Amide-I Vibrational Entanglement for a 2-State Crossing Point

Vibrational Manifolds of the Amide I band in both crystalline analogs and protein films show a curious sharp isosbestic point in absorbance as a function of temperature, indicating that teh amide-I decolazied system can exsist in 2 discrete states. Narrow frequency 4-wave mixing experiments at the isosbestic point indicate extremely long dephasing times, suggesting that when the system is excited precisely at the isosbestic point it exists as a quantum entangled superposition of 2 discrete states of extreme isolation from the environment.   
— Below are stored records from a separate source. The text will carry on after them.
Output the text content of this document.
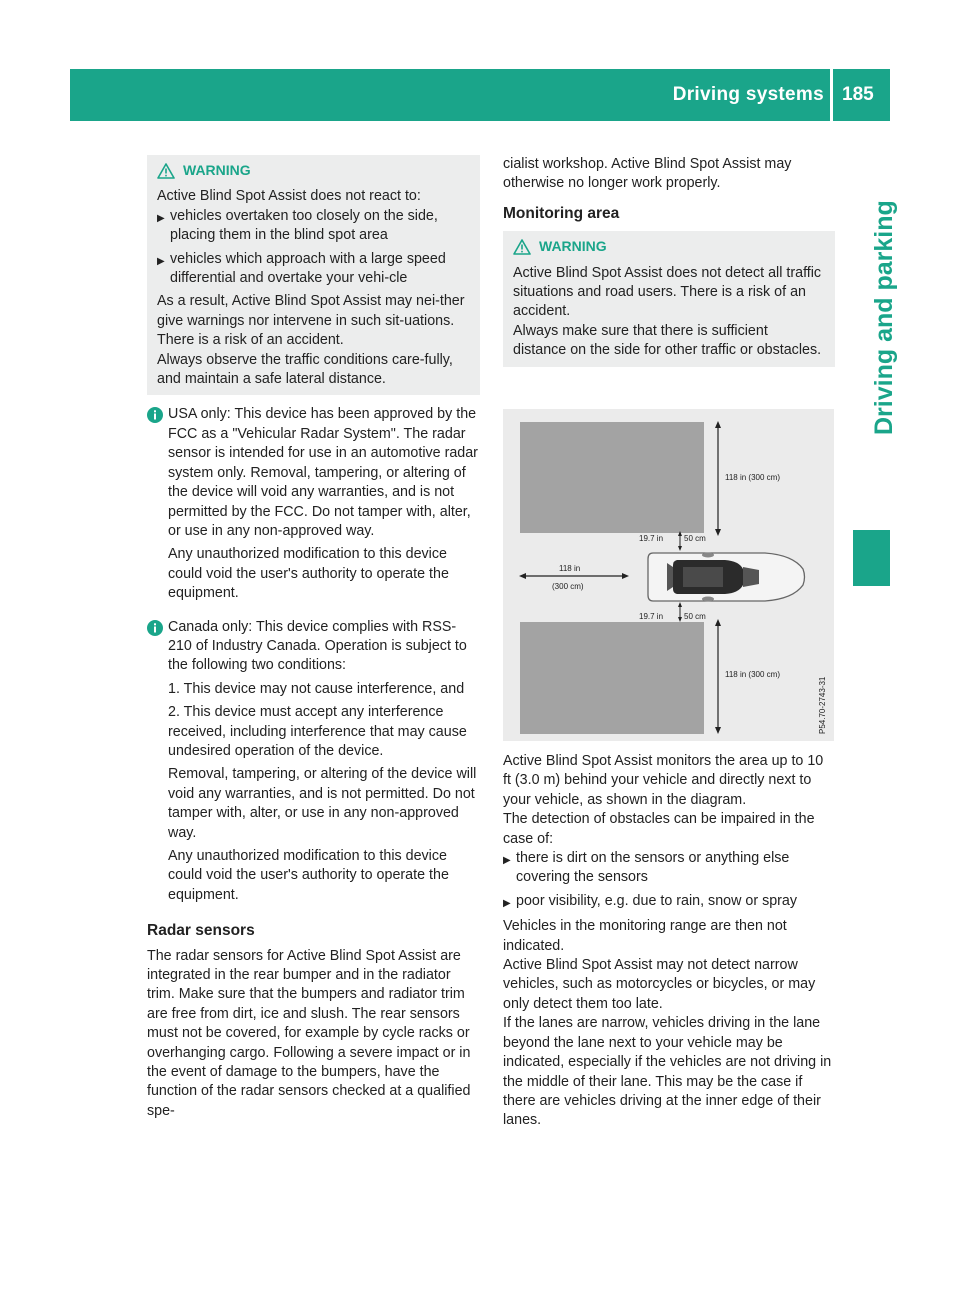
Driving systems 185
Driving and parking
WARNING

Active Blind Spot Assist does not react to:

▶ vehicles overtaken too closely on the side, placing them in the blind spot area
▶ vehicles which approach with a large speed differential and overtake your vehi-cle

As a result, Active Blind Spot Assist may nei-ther give warnings nor intervene in such sit-uations. There is a risk of an accident.

Always observe the traffic conditions care-fully, and maintain a safe lateral distance.

USA only: This device has been approved by the FCC as a "Vehicular Radar System". The radar sensor is intended for use in an automotive radar system only. Removal, tampering, or altering of the device will void any warranties, and is not permitted by the FCC. Do not tamper with, alter, or use in any non-approved way.

Any unauthorized modification to this device could void the user's authority to operate the equipment.

Canada only: This device complies with RSS-210 of Industry Canada. Operation is subject to the following two conditions:

1. This device may not cause interference, and

2. This device must accept any interference received, including interference that may cause undesired operation of the device.

Removal, tampering, or altering of the device will void any warranties, and is not permitted. Do not tamper with, alter, or use in any non-approved way.

Any unauthorized modification to this device could void the user's authority to operate the equipment.

Radar sensors

The radar sensors for Active Blind Spot Assist are integrated in the rear bumper and in the radiator trim. Make sure that the bumpers and radiator trim are free from dirt, ice and slush. The rear sensors must not be covered, for example by cycle racks or overhanging cargo. Following a severe impact or in the event of damage to the bumpers, have the function of the radar sensors checked at a qualified spe-

cialist workshop. Active Blind Spot Assist may otherwise no longer work properly.

Monitoring area
WARNING

Active Blind Spot Assist does not detect all traffic situations and road users. There is a risk of an accident.

Always make sure that there is sufficient distance on the side for other traffic or obstacles.

118 in (300 cm)
19.7 in	50 cm
118 in
(300 cm)
19.7 in	50 cm
118 in (300 cm)
P54.70-2743-31

Active Blind Spot Assist monitors the area up to 10 ft (3.0 m) behind your vehicle and directly next to your vehicle, as shown in the diagram.

The detection of obstacles can be impaired in the case of:

▶ there is dirt on the sensors or anything else covering the sensors
▶ poor visibility, e.g. due to rain, snow or spray

Vehicles in the monitoring range are then not indicated.

Active Blind Spot Assist may not detect narrow vehicles, such as motorcycles or bicycles, or may only detect them too late.

If the lanes are narrow, vehicles driving in the lane beyond the lane next to your vehicle may be indicated, especially if the vehicles are not driving in the middle of their lane. This may be the case if there are vehicles driving at the inner edge of their lanes.
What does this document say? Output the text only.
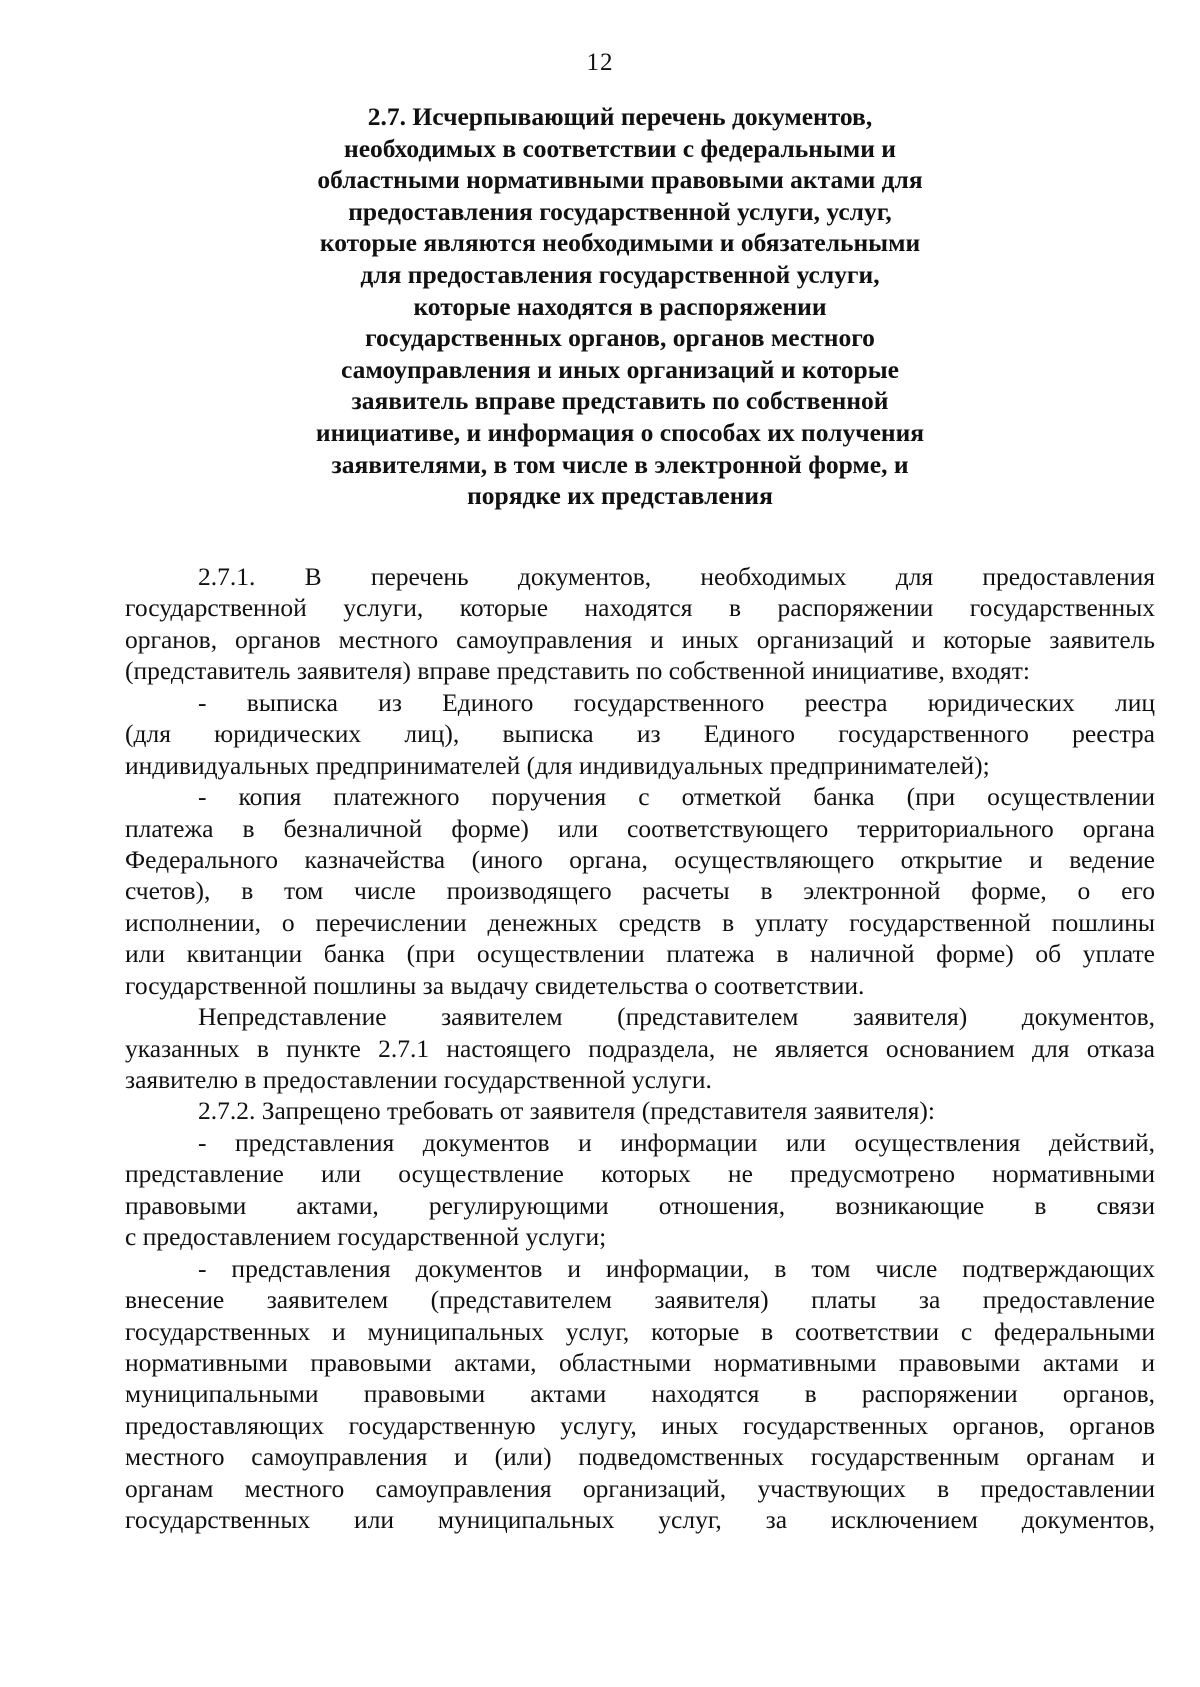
12
2.7. Исчерпывающий перечень документов,
необходимых в соответствии с федеральными и
областными нормативными правовыми актами для
предоставления государственной услуги, услуг,
которые являются необходимыми и обязательными
для предоставления государственной услуги,
которые находятся в распоряжении
государственных органов, органов местного
самоуправления и иных организаций и которые
заявитель вправе представить по собственной
инициативе, и информация о способах их получения
заявителями, в том числе в электронной форме, и
порядке их представления
2.7.1. В перечень документов, необходимых для предоставления
государственной услуги, которые находятся в распоряжении государственных
органов, органов местного самоуправления и иных организаций и которые заявитель
(представитель заявителя) вправе представить по собственной инициативе, входят:
- выписка из Единого государственного реестра юридических лиц
(для юридических лиц), выписка из Единого государственного реестра
индивидуальных предпринимателей (для индивидуальных предпринимателей);
- копия платежного поручения с отметкой банка (при осуществлении
платежа в безналичной форме) или соответствующего территориального органа
Федерального казначейства (иного органа, осуществляющего открытие и ведение
счетов), в том числе производящего расчеты в электронной форме, о его
исполнении, о перечислении денежных средств в уплату государственной пошлины
или квитанции банка (при осуществлении платежа в наличной форме) об уплате
государственной пошлины за выдачу свидетельства о соответствии.
Непредставление заявителем (представителем заявителя) документов,
указанных в пункте 2.7.1 настоящего подраздела, не является основанием для отказа
заявителю в предоставлении государственной услуги.
2.7.2. Запрещено требовать от заявителя (представителя заявителя):
- представления документов и информации или осуществления действий,
представление или осуществление которых не предусмотрено нормативными
правовыми актами, регулирующими отношения, возникающие в связи
с предоставлением государственной услуги;
- представления документов и информации, в том числе подтверждающих
внесение заявителем (представителем заявителя) платы за предоставление
государственных и муниципальных услуг, которые в соответствии с федеральными
нормативными правовыми актами, областными нормативными правовыми актами и
муниципальными правовыми актами находятся в распоряжении органов,
предоставляющих государственную услугу, иных государственных органов, органов
местного самоуправления и (или) подведомственных государственным органам и
органам местного самоуправления организаций, участвующих в предоставлении
государственных или муниципальных услуг, за исключением документов,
Computational modelling of protein structure and stability using molecular dynamics simulations with enhanced sampling

Protein structure and stability are frequently studied in vitro, while proteins naturally occur in crowded cellular environments that include other proteins, DNA, and numerous organelles. As a result, we lack a quantitative understanding of protein structure and stability in cells. In this work, we carry out extensive molecular dynamics simulations with enhanced sampling methods based on potential energy rescaling and Hamiltonian replica exchange to determine the accuracy of measurements of the melting temperature T_m. The ability to accurately measure the melting temperature will allow us to determine changes in protein structure and stability caused by different cellular environments. We show that we can accurately determine the change in melting temperature ΔT_m in vitro between wildtype peptides and those with point mutations, e.g. chignolin and cln025 and wwdomain and several single-point mutants. We also illustrate the usage of a small number of FRET experimental restraints in MD simulations to pin down the complete structure of the peptides. These techniques will be applied to proteins in the presence of large crowding molecules in future studies.